As the conversations rally from the debate of developing in-house technology versus outsourcing it to the experts, then to Virtual Reality (VR), Augmented Reality (AR), and subsequently to IoT, Harish says, “Today the use cases of VR that we see is what I would call at presentation layer, and most of them are in the gaming and entertainment space. But, once VR and AR begin to address key business and customer problems, that’s when we will see their true potential kicking in. And, I am sure, same is the case with IoT. These will define the future that awaits us.”
Harish also shared his thoughts on a number of other topics related to the startup ecosystem.
Today, technology plays the role of an enabler for startups when it comes to scaling up –helping them scale right and fast. No startup can afford to ignore technological shifts for this very reason.
When you look at the mobile ecosystem, it’s not just the diversity in mobile devices and operating systems but also the cellular ecosystem and its fragmented user base. Addressing this is a big challenge for startups who are looking to make an impact in the space.

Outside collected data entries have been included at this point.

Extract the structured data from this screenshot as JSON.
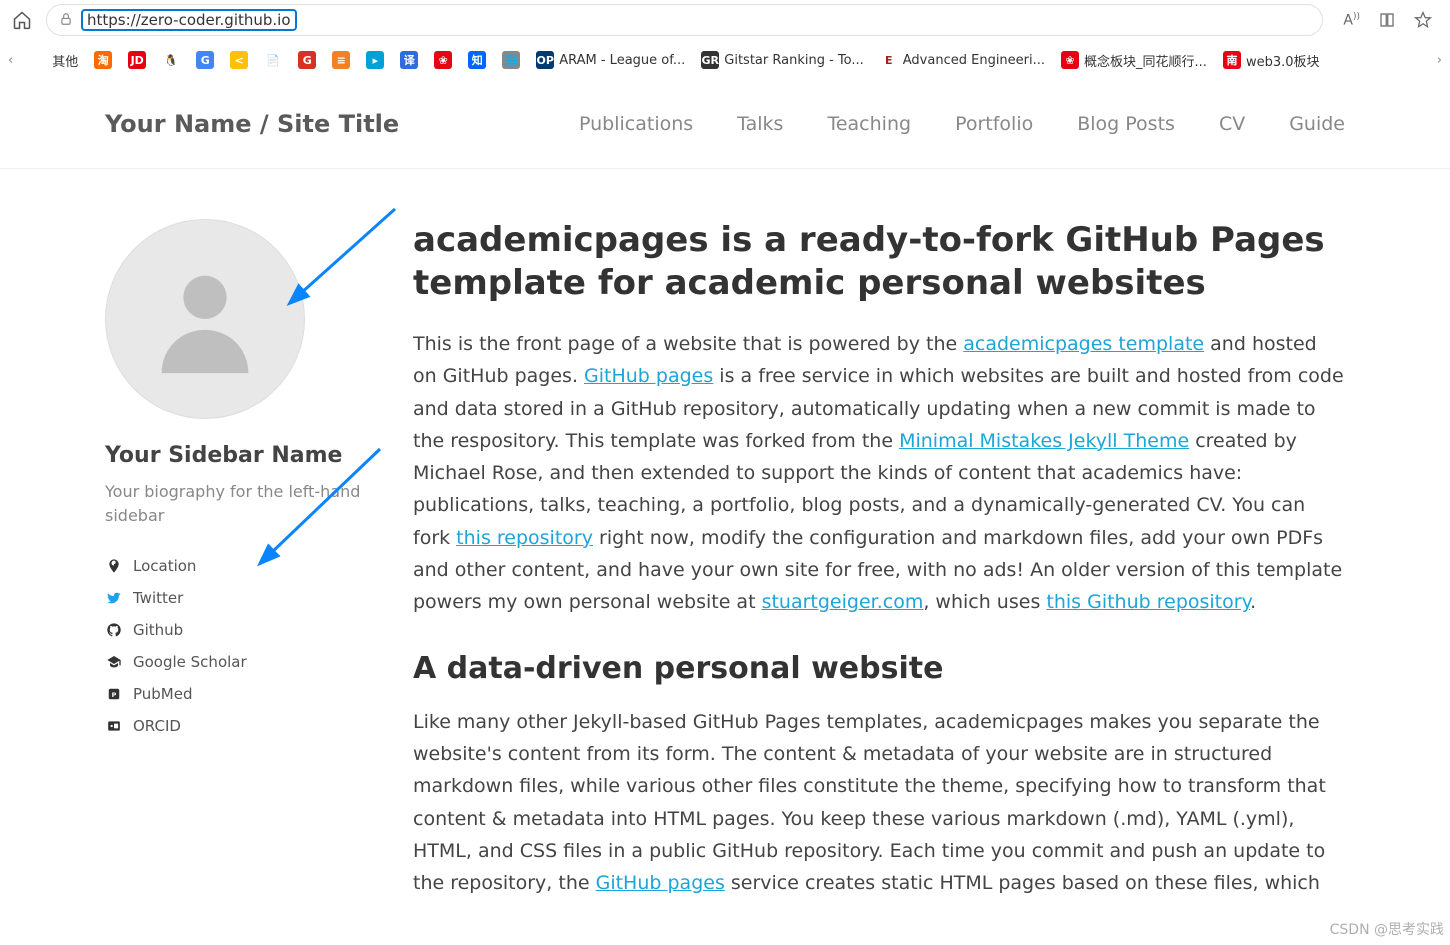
{
  "browser": {
    "url": "https://zero-coder.github.io"
  },
  "bookmarks": [
    {
      "label": "其他",
      "bg": "#fff",
      "txt": "",
      "color": "#333"
    },
    {
      "label": "",
      "bg": "#ff6a00",
      "txt": "淘"
    },
    {
      "label": "",
      "bg": "#e60012",
      "txt": "JD"
    },
    {
      "label": "",
      "bg": "#fff",
      "txt": "🐧",
      "color": "#333"
    },
    {
      "label": "",
      "bg": "#4285f4",
      "txt": "G"
    },
    {
      "label": "",
      "bg": "#ffc107",
      "txt": "<"
    },
    {
      "label": "",
      "bg": "#fff",
      "txt": "📄",
      "color": "#333"
    },
    {
      "label": "",
      "bg": "#d93025",
      "txt": "G"
    },
    {
      "label": "",
      "bg": "#f48024",
      "txt": "≡"
    },
    {
      "label": "",
      "bg": "#00a1d6",
      "txt": "▸"
    },
    {
      "label": "",
      "bg": "#2f6cde",
      "txt": "译"
    },
    {
      "label": "",
      "bg": "#e30613",
      "txt": "❀"
    },
    {
      "label": "",
      "bg": "#0066ff",
      "txt": "知"
    },
    {
      "label": "",
      "bg": "#888",
      "txt": "🌐"
    },
    {
      "label": "ARAM - League of...",
      "bg": "#003a70",
      "txt": "OP"
    },
    {
      "label": "Gitstar Ranking - To...",
      "bg": "#333",
      "txt": "GR"
    },
    {
      "label": "Advanced Engineeri...",
      "bg": "#fff",
      "txt": "E",
      "color": "#b31b1b"
    },
    {
      "label": "概念板块_同花顺行...",
      "bg": "#e60012",
      "txt": "❀"
    },
    {
      "label": "web3.0板块",
      "bg": "#e60012",
      "txt": "南"
    }
  ],
  "header": {
    "title": "Your Name / Site Title",
    "nav": [
      "Publications",
      "Talks",
      "Teaching",
      "Portfolio",
      "Blog Posts",
      "CV",
      "Guide"
    ]
  },
  "sidebar": {
    "name": "Your Sidebar Name",
    "bio": "Your biography for the left-hand sidebar",
    "links": [
      {
        "icon": "pin",
        "label": "Location"
      },
      {
        "icon": "twitter",
        "label": "Twitter"
      },
      {
        "icon": "github",
        "label": "Github"
      },
      {
        "icon": "scholar",
        "label": "Google Scholar"
      },
      {
        "icon": "pubmed",
        "label": "PubMed"
      },
      {
        "icon": "orcid",
        "label": "ORCID"
      }
    ]
  },
  "main": {
    "h1": "academicpages is a ready-to-fork GitHub Pages template for academic personal websites",
    "p1a": "This is the front page of a website that is powered by the ",
    "p1_link1": "academicpages template",
    "p1b": " and hosted on GitHub pages. ",
    "p1_link2": "GitHub pages",
    "p1c": " is a free service in which websites are built and hosted from code and data stored in a GitHub repository, automatically updating when a new commit is made to the respository. This template was forked from the ",
    "p1_link3": "Minimal Mistakes Jekyll Theme",
    "p1d": " created by Michael Rose, and then extended to support the kinds of content that academics have: publications, talks, teaching, a portfolio, blog posts, and a dynamically-generated CV. You can fork ",
    "p1_link4": "this repository",
    "p1e": " right now, modify the configuration and markdown files, add your own PDFs and other content, and have your own site for free, with no ads! An older version of this template powers my own personal website at ",
    "p1_link5": "stuartgeiger.com",
    "p1f": ", which uses ",
    "p1_link6": "this Github repository",
    "p1g": ".",
    "h2": "A data-driven personal website",
    "p2a": "Like many other Jekyll-based GitHub Pages templates, academicpages makes you separate the website's content from its form. The content & metadata of your website are in structured markdown files, while various other files constitute the theme, specifying how to transform that content & metadata into HTML pages. You keep these various markdown (.md), YAML (.yml), HTML, and CSS files in a public GitHub repository. Each time you commit and push an update to the repository, the ",
    "p2_link1": "GitHub pages",
    "p2b": " service creates static HTML pages based on these files, which"
  },
  "watermark": "CSDN @思考实践"
}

The second pain point is security. As more and more businesses move online along with their entire ecosystem of infrastructure, delivery, customers, and partners; web security is a key challenge that needs to be addressed. A single flaw which would've been forgiven in the previous era, but one lapse could result in losses in revenue and reputation, which has a cascading effect.
While solutions can be multi-dimensional, the best way to address the pain points is to understand that if they are not your core business value then take help from a trusted partner. If you are not solving complexities of mobile, then don't get distracted and use someone whose core competency is mobile. If you are not a web security company, do not throw development resources and infrastructure at something a trusted partner can help address.

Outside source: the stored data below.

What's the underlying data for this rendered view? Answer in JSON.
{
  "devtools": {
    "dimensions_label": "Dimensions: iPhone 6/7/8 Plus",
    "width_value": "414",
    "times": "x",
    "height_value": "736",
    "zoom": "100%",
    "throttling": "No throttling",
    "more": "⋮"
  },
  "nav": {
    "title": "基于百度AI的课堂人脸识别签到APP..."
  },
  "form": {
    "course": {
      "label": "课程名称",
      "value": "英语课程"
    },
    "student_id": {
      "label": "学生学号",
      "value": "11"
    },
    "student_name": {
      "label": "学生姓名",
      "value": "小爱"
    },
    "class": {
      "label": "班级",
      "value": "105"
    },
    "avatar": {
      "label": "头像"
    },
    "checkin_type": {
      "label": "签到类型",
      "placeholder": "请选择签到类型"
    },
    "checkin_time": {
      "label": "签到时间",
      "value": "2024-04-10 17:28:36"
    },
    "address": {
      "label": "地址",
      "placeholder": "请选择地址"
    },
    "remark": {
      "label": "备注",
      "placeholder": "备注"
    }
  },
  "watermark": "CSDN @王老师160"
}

This is a very interesting and broad topic, and there are several interplaying factors. So rather than addressing the whole picture, let me focus on one key missing piece.
The technology that you throw into delivering an online experience to your customer may be cutting edge but are you doing enough in ensuring that their voice is heard? It is this question that needs to be answered.

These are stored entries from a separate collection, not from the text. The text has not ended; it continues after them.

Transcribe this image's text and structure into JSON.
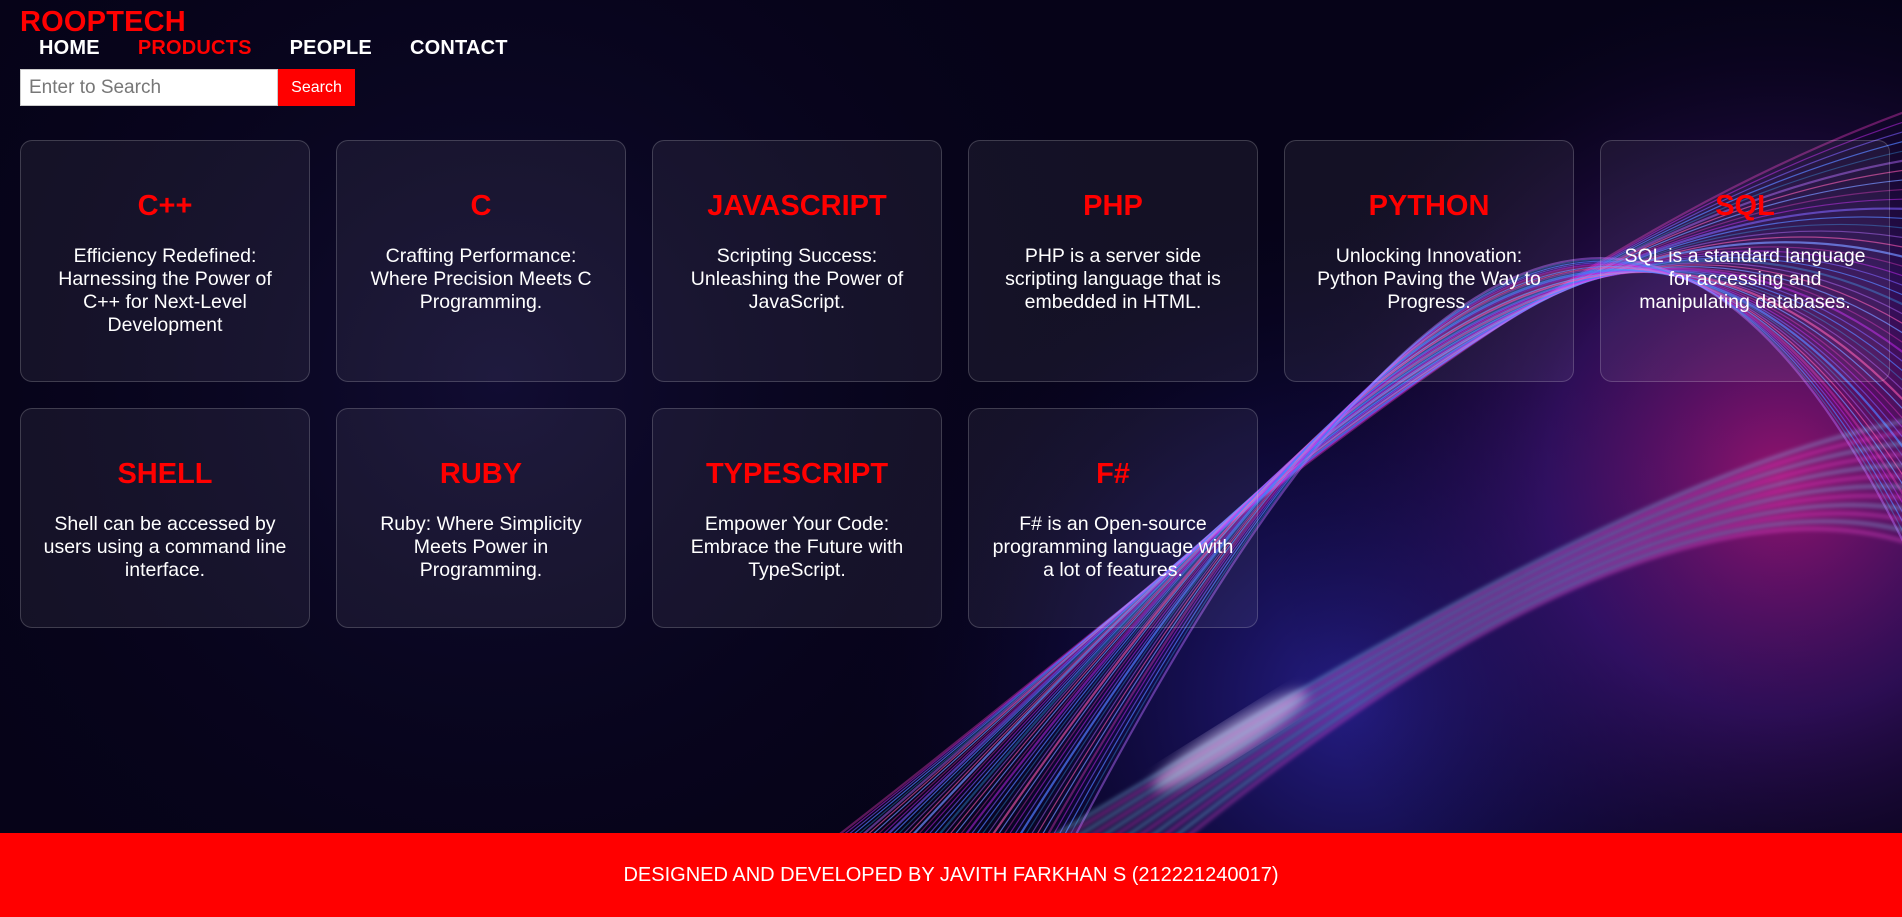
{
  "brand": "ROOPTECH",
  "nav": {
    "home": "HOME",
    "products": "PRODUCTS",
    "people": "PEOPLE",
    "contact": "CONTACT"
  },
  "search": {
    "placeholder": "Enter to Search",
    "button_label": "Search"
  },
  "cards": [
    {
      "title": "C++",
      "text": "Efficiency Redefined: Harnessing the Power of C++ for Next-Level Development"
    },
    {
      "title": "C",
      "text": "Crafting Performance: Where Precision Meets C Programming."
    },
    {
      "title": "JAVASCRIPT",
      "text": "Scripting Success: Unleashing the Power of JavaScript."
    },
    {
      "title": "PHP",
      "text": "PHP is a server side scripting language that is embedded in HTML."
    },
    {
      "title": "PYTHON",
      "text": "Unlocking Innovation: Python Paving the Way to Progress."
    },
    {
      "title": "SQL",
      "text": "SQL is a standard language for accessing and manipulating databases."
    },
    {
      "title": "SHELL",
      "text": "Shell can be accessed by users using a command line interface."
    },
    {
      "title": "RUBY",
      "text": "Ruby: Where Simplicity Meets Power in Programming."
    },
    {
      "title": "TYPESCRIPT",
      "text": "Empower Your Code: Embrace the Future with TypeScript."
    },
    {
      "title": "F#",
      "text": "F# is an Open-source programming language with a lot of features."
    }
  ],
  "footer": "DESIGNED AND DEVELOPED BY JAVITH FARKHAN S (212221240017)",
  "colors": {
    "accent": "#ff0000",
    "background": "#060318",
    "text": "#ffffff"
  }
}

A state of the art web 2.0 site and a spiffy app is fine, but do you still run a 9 am to 5 pm and five-day-week response process?
Do you have the right technology, people and processes in place to ensure timely responses and resolutions?
On the web versus mobile focus for startups
It’s evident that everyone has mobile at the top of their mind and rightly so. And if you are in a vertical where it makes sense for you to focus only on mobile, you should. Especially if your user base and core business demands it. For instance, why would Uber focus on the web? At the same time, for a broad spectrum service like an e-commerce or OTT, it may be wise to take into account the current market share rather than just the growth rate, at least when it comes to web. An observation from the browser market is that most businesses are focusing solely on Chrome which is the leading browser with double digit growth rate and ignoring IE (Internet Explorer) which still has a 22% market share.
I believe they will play a really huge part. Right now we are addressing the first 300-odd million who are using the web and are online. It is the next 300 million which will provide plethora of untapped opportunities, while also bringing unique challenges. If addressed, they could reap rich dividends.
And ultimately, it also pays to look at this in reverse: How much will startups play a key role when it comes to being the largest growth drivers for rural and vernacular India, in the near future?